По дороге из сквера на улицу он рассует деньги по наружным карманам, чтобы сподручнее было потом доставать. Он возьмет с собой весь зимний заработок, пачку разноцветных бумажек, еще менее долговечных, чем осенние листья, и направится широким, бесшумным охотничьим шагом к центру города. Будет безветренно, солнце начнет лить свою лаву; запа́хнет расплавленным асфальтом и парфюмерией от идущего впереди мужчины артистической внешности.
Утренние сумеречно-влажные улицы станут теперь светлее светлого, ранняя полутишина заполнится разноголосицей и гомоном всеобщего торга. Шагая так, он вдруг оживет и повеселеет, как в цирке перед началом представления, и с любопытством начнет заглядывать в витрины по обеим сторонам улицы. Ему очень захочется что-нибудь купить, но он с сожалением обнаружит, что ему ничего не нужно.
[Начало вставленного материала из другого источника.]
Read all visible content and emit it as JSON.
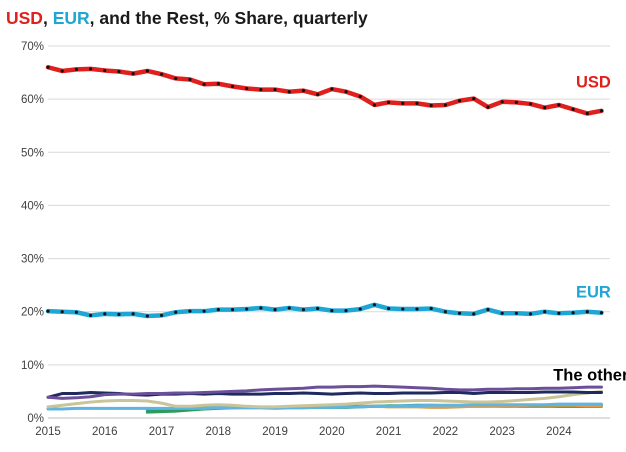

И все-таки он купит пару лакированных ботинок, потому что за прилавком окажется смуглая и стройная, как пихта, продавщица.
В павильоне «соки-воды» он забудет эти ботинки под стойкой на пластмассовом крючке. Ну и бог с ними, все равно они были бы ему малы. Возле тира его взгляд остановит вывеска — голова оленя с невиданными дотоле рогами. Он зайдет в тир, чтобы поглядеть, что это за олень, но увидит там дюжину пацанов. Он поделится с ними пульками, пробабахает больше часа, выступив поначалу довольно скромно. Из своей малокалиберки он попадает в муравья, а здесь каждый второй выстрел уйдет в «молоко».
— Дрянная винтовка, — скажет он тирщику. Неприятный, широкий, как ящик, человек с пятнистой плешью, точно загаженное куриное яйцо, осклабится:
— Это дрянная винтовка для тех, у кого нет хорошей руки… Эта винтовка бьет хорошо.
— Эта винтовка бьет хорошо в никуда, — скажет он.
Тирщик пожмет своими квадратными плечами:
— Здесь винтовки могут бить и похуже… На войне другое дело — там они должны убивать наповал.